About Us

Founded in 1966 by Dr. Harvey Barnett, ISR is now the global leader in the industry it pioneered: survival swimming lessons for infants and young children. Our team of nearly 450 highly trained ISR Instructors provides the safest and most effective survival swimming lessons available. The ISR Self-Rescue® instruction our students receive today is the product of over 45 years of research and achieves unparalleled results.

Today, our mission, “Not One More Child Drowns,” is the foundation of everything we do and is the driving force behind ISR’s employees, our independent ISR Instructors, and our major corporate partnerships. We believe the successful prevention of the leading cause of accidental death for children under the age of 4 in the U.S. will require a large group of caring and capable professionals whose sole focus is to save lives. To date, we have delivered more than 8,000,000 ISR Self-Rescue® lessons and saved more than 800 lives.

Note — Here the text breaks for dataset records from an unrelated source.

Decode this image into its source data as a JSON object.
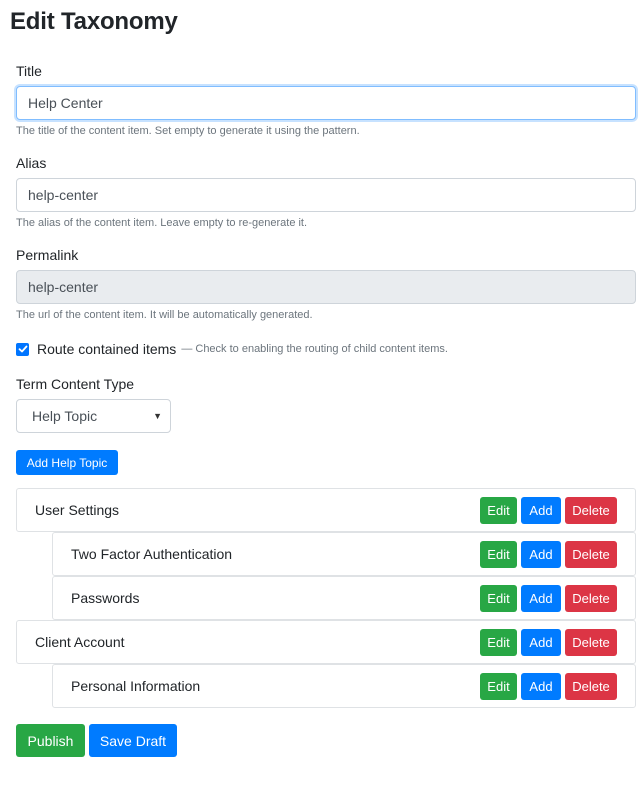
{
  "page_title": "Edit Taxonomy",
  "title_field": {
    "label": "Title",
    "value": "Help Center",
    "help": "The title of the content item. Set empty to generate it using the pattern."
  },
  "alias_field": {
    "label": "Alias",
    "value": "help-center",
    "help": "The alias of the content item. Leave empty to re-generate it."
  },
  "permalink_field": {
    "label": "Permalink",
    "value": "help-center",
    "help": "The url of the content item. It will be automatically generated."
  },
  "route_checkbox": {
    "checked": true,
    "label": "Route contained items",
    "note": "— Check to enabling the routing of child content items."
  },
  "term_type": {
    "label": "Term Content Type",
    "selected": "Help Topic"
  },
  "add_topic_label": "Add Help Topic",
  "tree": [
    {
      "label": "User Settings",
      "level": 0
    },
    {
      "label": "Two Factor Authentication",
      "level": 1
    },
    {
      "label": "Passwords",
      "level": 1
    },
    {
      "label": "Client Account",
      "level": 0
    },
    {
      "label": "Personal Information",
      "level": 1
    }
  ],
  "row_actions": {
    "edit": "Edit",
    "add": "Add",
    "delete": "Delete"
  },
  "footer": {
    "publish": "Publish",
    "save_draft": "Save Draft"
  },
  "colors": {
    "primary": "#007bff",
    "success": "#28a745",
    "danger": "#dc3545"
  }
}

ISR believes pool fences, supervision, and pool alarms are important parts of a necessary multi-layered approach to drowning prevention. However, traditional lines of defense break down, and the over 4,000 drowning deaths per year bear a grim testament to the fact that traditional approaches are missing a key component: the child. ISR’s core conviction is that the child is the most important part of a drowning prevention strategy and our over 300,000 ISR graduates and 800 documented survival stories are proof that children can save themselves. Children are curious, capable, and have an uncanny ability to overcome obstacles like pool fences; at ISR we take that ability and teach them skills to potentially save themselves if they find themselves in the water alone.

What Your Child Will Learn In ISR Lessons

Children 6-12 Months

Generally speaking, children ages 6 months to 1 year learn the ISR Self-Rescue® skill of rolling onto their backs to float, rest and breathe. They learn to maintain this position until help arrives.

Children 1-6 Years Old

Older, more mobile children, will learn the full ISR Self-Rescue® sequence of swimming until they need air, rotating onto their back to float, then rolling back over to continue swimming.  ISR students are taught to repeat this sequence until they reach the safety of the steps, side of the pool, or the shoreline.